There are about 50 belugas at Marineland, the company has previously said. The two belugas that will be sent to Oceanografic — an aquarium in the Spanish city of Valencia — are owned by Vancouver Aquarium's parent company, Ocean Wise, but housed at Marineland.
Under the new law that went into effect in June, there are two exceptions to the import and export ban — if it is in the best interest of the whales or to conduct scientific research.
Wilkinson said the extensive application from Ocean Wise satisfied both exceptions.
"Our view is it is in the best interest of the whales," Wilkinson said. "It will be a better facility for these whales and they have also committed there will be no captive breeding, which is important for us."
He also said the research at the Spanish facility will touch on a subject the ministry is keenly interested in: the impact of noise on belugas.
Marineland said in a statement that it "meets or exceeds the highest internationally recognized standards of care for its whales in the world."
"The relocation of two beluga whales to Spain is a significant international achievement, requiring close co-operation between Marineland, Ocean Wise, Oceanografic, and experts within the Canadian government, and was only approved by the minister following a comprehensive and lengthy science-based review," Marineland said in a statement.
"Marineland will continue to work closely with the Government of Canada and internationally accredited, experienced research facilities to provide for the future relocation of some of its whales to aid in critical international research efforts in support of endangered whale populations worldwide."

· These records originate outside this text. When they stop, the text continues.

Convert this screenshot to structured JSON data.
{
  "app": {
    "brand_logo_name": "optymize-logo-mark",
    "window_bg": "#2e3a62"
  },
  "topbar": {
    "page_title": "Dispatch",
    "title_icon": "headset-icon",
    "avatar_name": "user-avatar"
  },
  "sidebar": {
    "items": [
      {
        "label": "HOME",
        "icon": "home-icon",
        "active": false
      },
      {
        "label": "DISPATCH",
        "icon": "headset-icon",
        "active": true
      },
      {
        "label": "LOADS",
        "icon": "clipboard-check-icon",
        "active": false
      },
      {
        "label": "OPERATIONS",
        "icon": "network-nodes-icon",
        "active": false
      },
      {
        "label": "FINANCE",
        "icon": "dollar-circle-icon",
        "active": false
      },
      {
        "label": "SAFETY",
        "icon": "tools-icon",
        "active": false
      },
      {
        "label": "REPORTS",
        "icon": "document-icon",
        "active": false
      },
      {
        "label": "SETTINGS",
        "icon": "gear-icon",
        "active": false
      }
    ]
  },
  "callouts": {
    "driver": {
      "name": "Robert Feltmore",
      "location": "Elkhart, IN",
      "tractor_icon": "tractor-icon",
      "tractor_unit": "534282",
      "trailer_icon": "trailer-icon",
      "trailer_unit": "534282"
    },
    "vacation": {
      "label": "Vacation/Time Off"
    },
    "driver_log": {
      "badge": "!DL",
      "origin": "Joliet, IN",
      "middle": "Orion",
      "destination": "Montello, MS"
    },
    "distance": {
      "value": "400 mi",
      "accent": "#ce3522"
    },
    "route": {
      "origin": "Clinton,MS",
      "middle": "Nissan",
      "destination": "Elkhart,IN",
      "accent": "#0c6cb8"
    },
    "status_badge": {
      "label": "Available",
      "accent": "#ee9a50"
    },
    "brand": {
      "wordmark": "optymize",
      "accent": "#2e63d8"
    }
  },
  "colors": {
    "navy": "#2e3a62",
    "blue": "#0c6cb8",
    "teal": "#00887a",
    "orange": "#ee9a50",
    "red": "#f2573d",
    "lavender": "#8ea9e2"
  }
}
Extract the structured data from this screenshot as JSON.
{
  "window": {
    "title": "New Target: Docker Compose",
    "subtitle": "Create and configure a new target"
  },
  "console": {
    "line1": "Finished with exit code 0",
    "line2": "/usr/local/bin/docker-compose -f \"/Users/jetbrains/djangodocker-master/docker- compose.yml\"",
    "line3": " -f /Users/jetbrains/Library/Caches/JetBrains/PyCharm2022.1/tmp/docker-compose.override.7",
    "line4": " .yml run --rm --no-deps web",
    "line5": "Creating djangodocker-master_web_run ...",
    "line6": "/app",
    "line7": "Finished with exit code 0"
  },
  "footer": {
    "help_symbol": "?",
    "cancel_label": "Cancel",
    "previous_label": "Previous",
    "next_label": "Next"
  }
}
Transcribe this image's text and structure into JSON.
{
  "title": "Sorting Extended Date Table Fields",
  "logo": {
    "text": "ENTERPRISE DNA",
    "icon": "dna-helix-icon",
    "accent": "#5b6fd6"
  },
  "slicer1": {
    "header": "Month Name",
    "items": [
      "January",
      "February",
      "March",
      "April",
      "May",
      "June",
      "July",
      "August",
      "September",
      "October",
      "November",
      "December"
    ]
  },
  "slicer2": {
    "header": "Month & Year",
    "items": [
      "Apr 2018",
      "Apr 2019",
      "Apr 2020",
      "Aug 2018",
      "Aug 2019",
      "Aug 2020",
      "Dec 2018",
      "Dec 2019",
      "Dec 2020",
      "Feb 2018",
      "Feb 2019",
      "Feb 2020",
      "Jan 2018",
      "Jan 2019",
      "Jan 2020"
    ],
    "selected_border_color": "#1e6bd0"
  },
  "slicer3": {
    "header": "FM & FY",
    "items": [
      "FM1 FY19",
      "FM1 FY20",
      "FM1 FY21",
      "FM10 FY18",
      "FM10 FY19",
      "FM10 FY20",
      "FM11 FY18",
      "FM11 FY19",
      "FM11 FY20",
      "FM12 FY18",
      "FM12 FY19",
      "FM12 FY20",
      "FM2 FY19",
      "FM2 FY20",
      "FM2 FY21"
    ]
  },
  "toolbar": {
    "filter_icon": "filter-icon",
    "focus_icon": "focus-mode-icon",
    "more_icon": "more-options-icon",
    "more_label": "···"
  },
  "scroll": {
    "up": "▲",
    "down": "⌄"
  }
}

Ocean Wise said the belugas will be "part of a smaller social grouping under excellent animal care." Studies will include examining the whales' physiology and vocalization.
Just before the new export laws came into effect, Marineland had also applied to move five belugas to an unidentified facility in the United States. Wilkinson said Marineland has not yet reapplied for his approval on those animals.
Marineland did not respond to questions about the fate of those five belugas.